Data Visualization Project

A correlation between corruption and development

The purpose of this project is to perform data visualization to explore the relationship between Corruption and Human Development across various nations based on UN Human Development Report. The data for the project is taken from an article ‘Corrosive corruption’ published in The Economist.

1. Load and Check Data

# Load the libraries
library(ggplot2)
library(ggthemes)
library(data.table)

# Load the data
df <- fread('Economist_Assignment_Data.csv', drop=1)
str(df)
## Classes 'data.table' and 'data.frame':   173 obs. of  5 variables:
##  $ Country : chr  "Afghanistan" "Albania" "Algeria" "Angola" ...
##  $ HDI.Rank: int  172 70 96 148 45 86 2 19 91 53 ...
##  $ HDI     : num  0.398 0.739 0.698 0.486 0.797 0.716 0.929 0.885 0.7 0.771 ...
##  $ CPI     : num  1.5 3.1 2.9 2 3 2.6 8.8 7.8 2.4 7.3 ...
##  $ Region  : chr  "Asia Pacific" "East EU Cemt Asia" "MENA" "SSA" ...
##  - attr(*, ".internal.selfref")=<externalptr>
The dataset has 173 observations of 5 variables. The variables in the dataset are:
  1. Country
  2. HDI.Rank - Human Development Index Rank
  3. HDI - Human Development Index
  4. CPI - Corruption Perception Index
  5. Region

1.1 Scatter Plot of CPI and HDI

Let’s create a scatter plot object called pl. We will specify x=CPI and y=HDI and color=Region as aesthetics.
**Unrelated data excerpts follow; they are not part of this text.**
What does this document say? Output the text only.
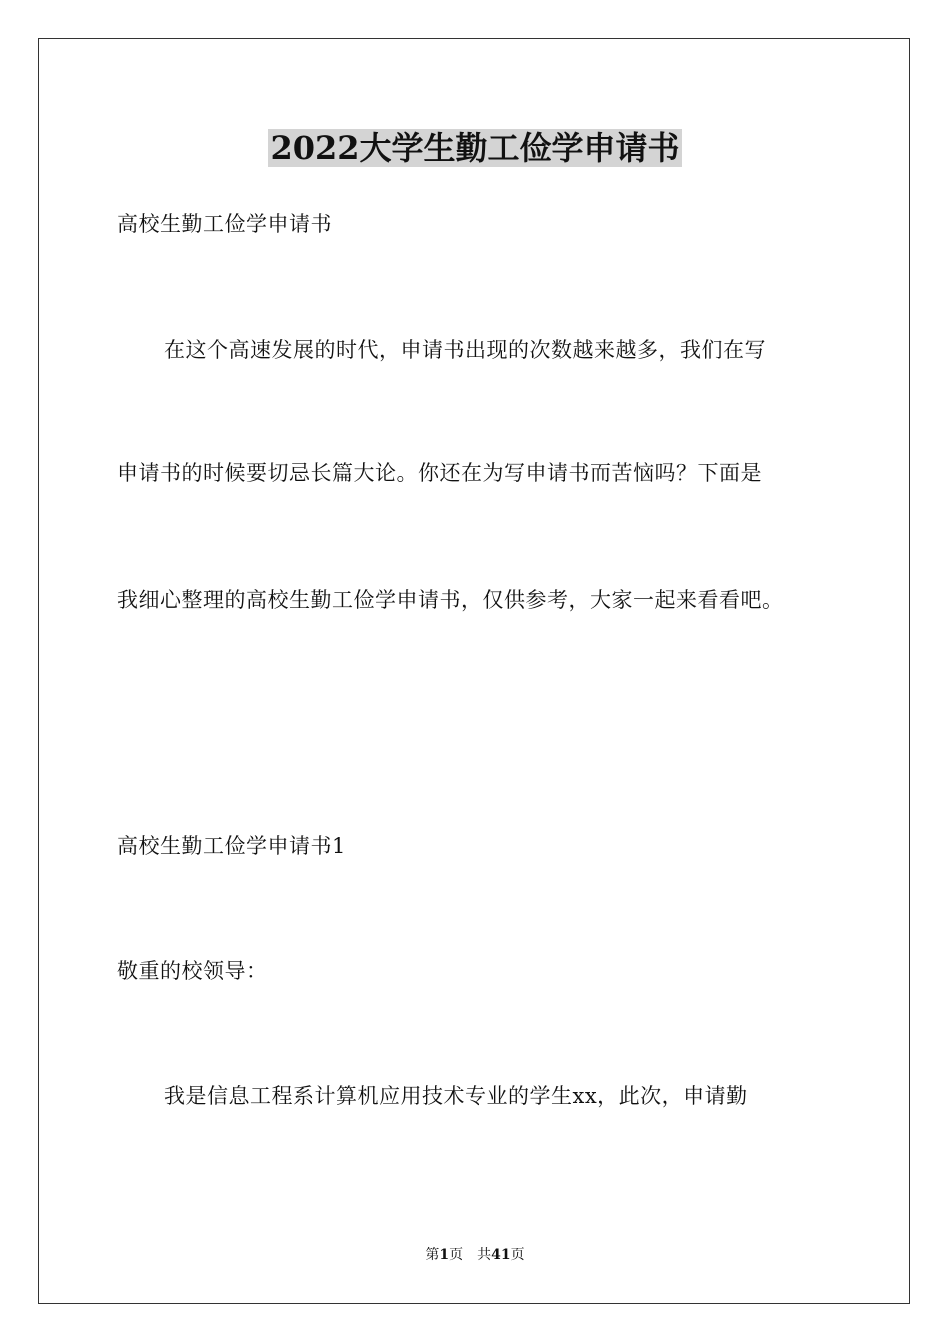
2022大学生勤工俭学申请书
高校生勤工俭学申请书
在这个高速发展的时代，申请书出现的次数越来越多，我们在写
申请书的时候要切忌长篇大论。你还在为写申请书而苦恼吗？下面是
我细心整理的高校生勤工俭学申请书，仅供参考，大家一起来看看吧。
高校生勤工俭学申请书1
敬重的校领导：
我是信息工程系计算机应用技术专业的学生xx，此次，申请勤
第1页 共41页
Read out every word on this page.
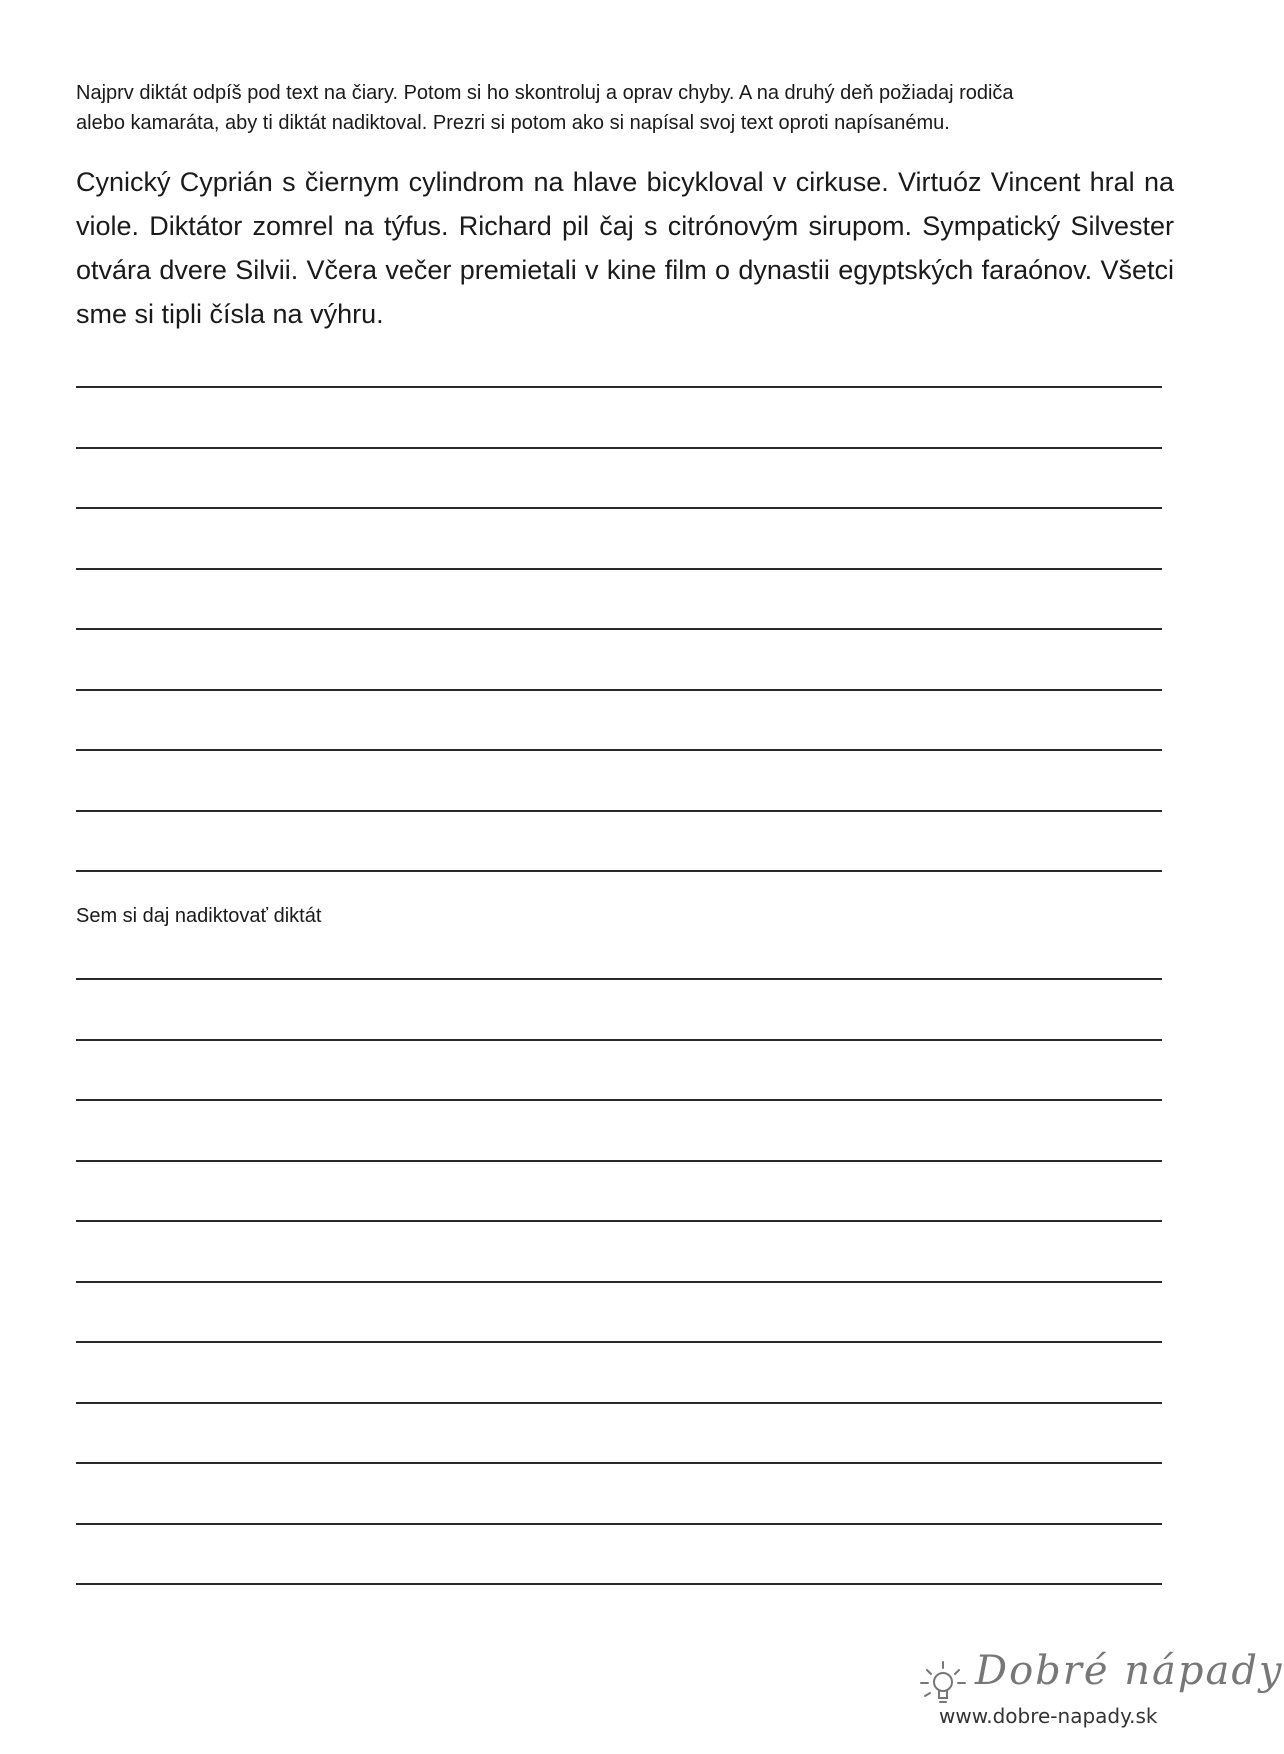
Najprv diktát odpíš pod text na čiary. Potom si ho skontroluj a oprav chyby. A na druhý deň požiadaj rodiča
alebo kamaráta, aby ti diktát nadiktoval. Prezri si potom ako si napísal svoj text oproti napísanému.

Cynický Cyprián s čiernym cylindrom na hlave bicykloval v cirkuse. Virtuóz Vincent hral na viole. Diktátor zomrel na týfus. Richard pil čaj s citrónovým sirupom. Sympatický Silvester otvára dvere Silvii. Včera večer premietali v kine film o dynastii egyptských faraónov. Všetci sme si tipli čísla na výhru.

Sem si daj nadiktovať diktát

Dobré nápady
www.dobre-napady.sk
pl <- ggplot(df, aes(CPI, HDI, color=Region)) + geom_point()
pl

We can see a plot of HDI vs CPI. The points are colored by region.

1.2 Update Points on Chart

Let’s change the points to be larger empty circles.

pl <- ggplot(df, aes(CPI, HDI, color=Region)) + geom_point(shape=1, size=4)
pl

1.3 Add a Trendline

Let’s add a single line of best fit

pl2 <- pl + geom_smooth(aes(group=1))
pl2
## `geom_smooth()` using method = 'loess'

1.4 Edit to Smooth

Let’s further smooth the trendline

pl2 <- pl + geom_smooth(aes(group=1), method='lm', formula=y~log(x), 
                        se=FALSE, color='red')
pl2

1.5 Add Labels

Let’s add labels for countries to the plot

pl3 <- pl2 + geom_text(aes(label = Country))
pl3

Observation - We can see that there are way too many labels. Let’s clean this plot.

1.6 Add Specific Labels

Let’s add labels only for certain countries to make the plot easily understandable.

# Select specific countries
pointsToLabel <- c("Russia", "Venezuela", "Iraq", "Myanmar", "Sudan",
                   "Afghanistan", "Congo", "Greece", "Argentina", "Brazil",
                   "India", "Italy", "China", "South Africa", "Spane",
                   "Botswana", "Cape Verde", "Bhutan", "Rwanda", "France",
                   "United States", "Germany", "Britain", "Barbados", "Norway", "Japan", "New Zealand", "Singapore", "Cuba")

# Add countries to plot
pl3 <- pl2 + geom_text(aes(label=Country), color='gray20',
                       data=subset(df, Country %in% pointsToLabel),
                       check_overlap = TRUE)
pl3

1.7 Add Theme

Let’s add theme to the plot

pl4 <- pl3 + theme_bw()
pl4

1.7 Add Limits and Title

Let’s add x and y axes, limits and title to the plot

pl5 <- pl4 + scale_x_continuous(limits = c(.9, 10.5), breaks=1:10) +
      scale_y_continuous(limits = c(.2, 1.0)) + 
      labs(x="Corruption Perceptions Index, 2011 (10=least corrupt)",
           y="Human Development Index, 2011 (1=Best)",
           title='Corruption and Human Development')
pl5

Observation: Comparing the corruption index with Human Development Index (a measure combining health, wealth and education), we can see an interesting connection:
  1. When the corruption index is between approximately 2.0 and 4.0 there appears to be little relationship with the human development index.
  2. As corruption index rises beyond 4.0 a stronger connection can be seen.
  3. Outliers include small but well-run poorer countries such as Bhutan and Cape Verde, while Greece and Italy stand out among the richer countries.